JAKARTA, jurnal-idn.com – Putusan Hakim tunggal Praperadilan Estiono dalam perkara gugatan status tersangka Eddy Hiarej harus dihormati. Proses hukum praperadilan adalah pengujian atas kinerja Komisi Pemberantasan Korupsi (KPK).
KPK telah dikoreksi, artinya koreksi yang dinyatakan oleh pengadilan dalam putusannya harus dan akan menjadi masukan bagi KPK untuk dapat memperbaiki proses penyidikan atas dugaan Korupsi Eddy Hiarej. Artinya KPK dapat memperbaiki dan melengkapinya dan menetapkan sprindik baru.
Koreksi atas profesionalisme penyidik KPK dan juga mengingatkan pimpinan KPK untuk kompak dalam kerja
Kolegial pemberantasan korupsi. Artinya ada proses yang dikoreksi pengadilan dan harus diperbaiki misalnya; dikatakan tidak memenuhi dua alat bukti, maka perlu dikaji untuk memperkuat kembali alat bukti dalam penetapan tersangka ke depan.

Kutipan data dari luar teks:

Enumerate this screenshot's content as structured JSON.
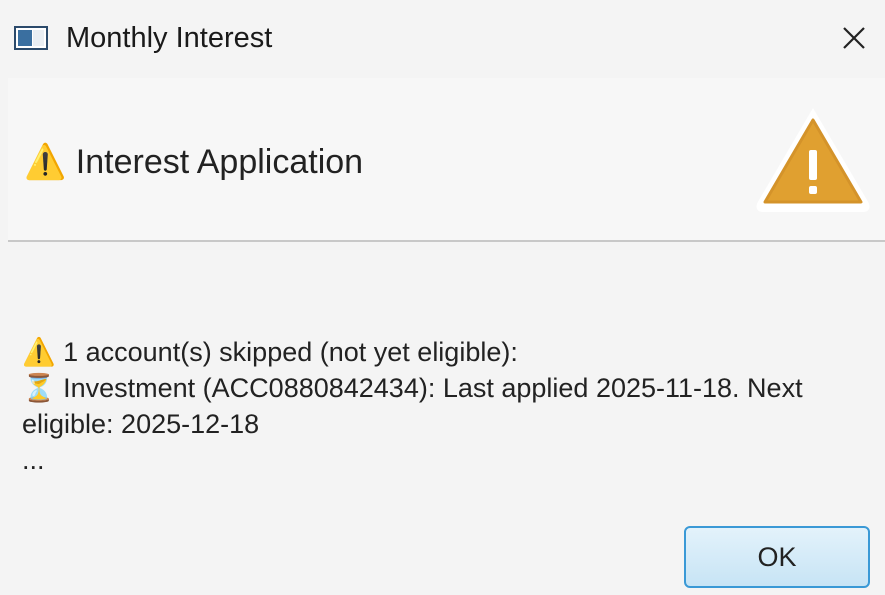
{
  "window": {
    "title": "Monthly Interest",
    "app_icon": "window-app-icon",
    "close_icon": "close-icon"
  },
  "header": {
    "text": "⚠️ Interest Application",
    "icon": "warning-triangle-icon",
    "icon_color": "#e0a030"
  },
  "content": {
    "line1": "⚠️ 1 account(s) skipped (not yet eligible):",
    "line2": "⏳ Investment (ACC0880842434): Last applied 2025-11-18. Next eligible: 2025-12-18",
    "line3": "..."
  },
  "buttons": {
    "ok_label": "OK",
    "ok_border_color": "#3a99d6"
  }
}
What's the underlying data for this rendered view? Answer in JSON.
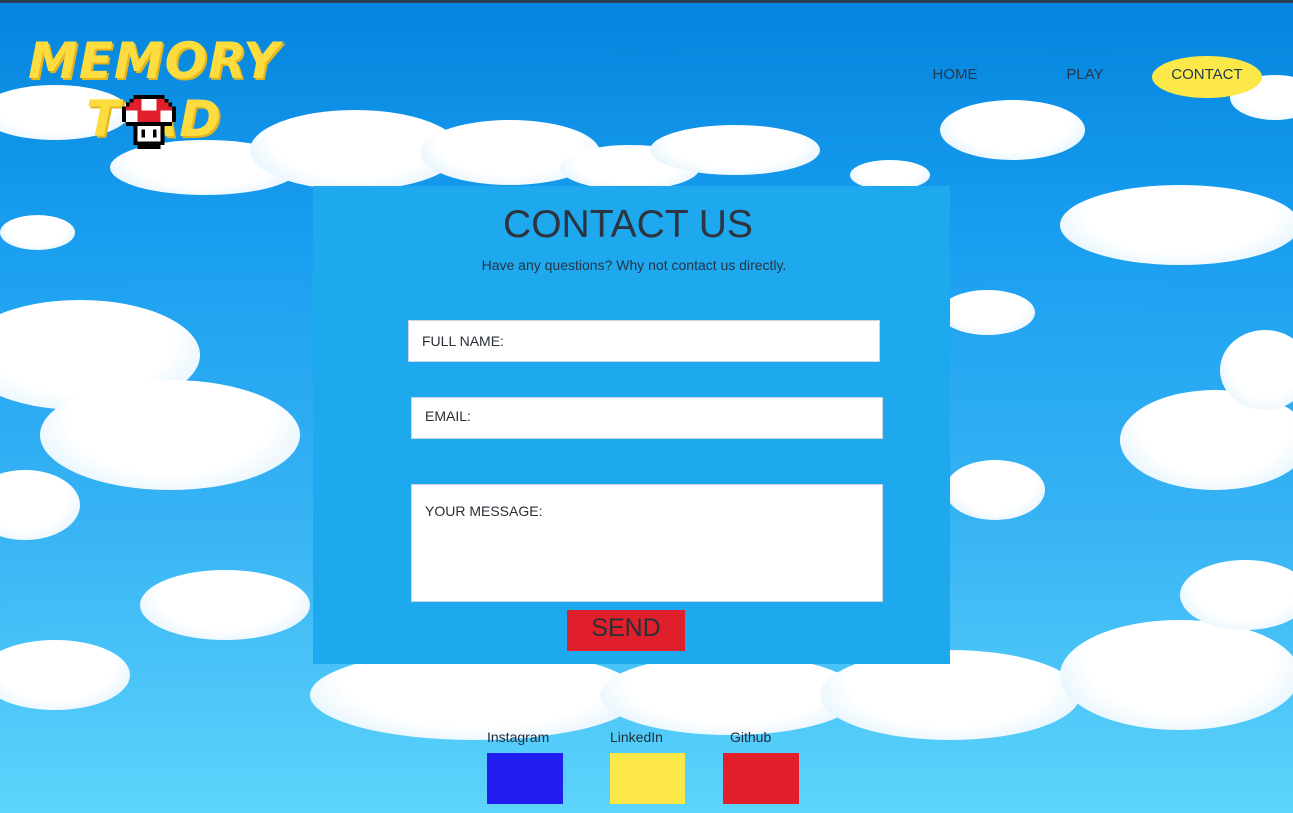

Peristiwa pidananya kan ada. Tinggal dirumuskan kembali langkah-langkah yang diperlukan oleh KPK untuk proses penyidikan. Putusan batal penetapan tersangka didasarkan pertimbangan alat bukti belum cukup dan pemerisaan saksi dalam jangka waktu sangat pendek.
Hal ini adalah pendapat hukum hakim tunggal praperadilan Estiono, artinya pendapat ini adalah koreksi atas kerja penyidikan KPK, sehingga harus dapat dianggap sebagai masukan bagi KPK untuk profesional dalam penyidikan dengan melengkapi alat bukti dan melakukan kembali pemeriksaan saksi-saksi dan alat bukti secara cermat. Maknanya proses ini bisa dilakukan lagi.
Melampaui Kewenangan
Dalam amar putusan hakim terdapat putusan hakim yang melampaui kewenangan, yaitu amar putusan yang menyatakan tidak sah segala keputusan dan penerapan lebih lanjut yang diterbitkan oleh pemohon terkait penetapan tersangka.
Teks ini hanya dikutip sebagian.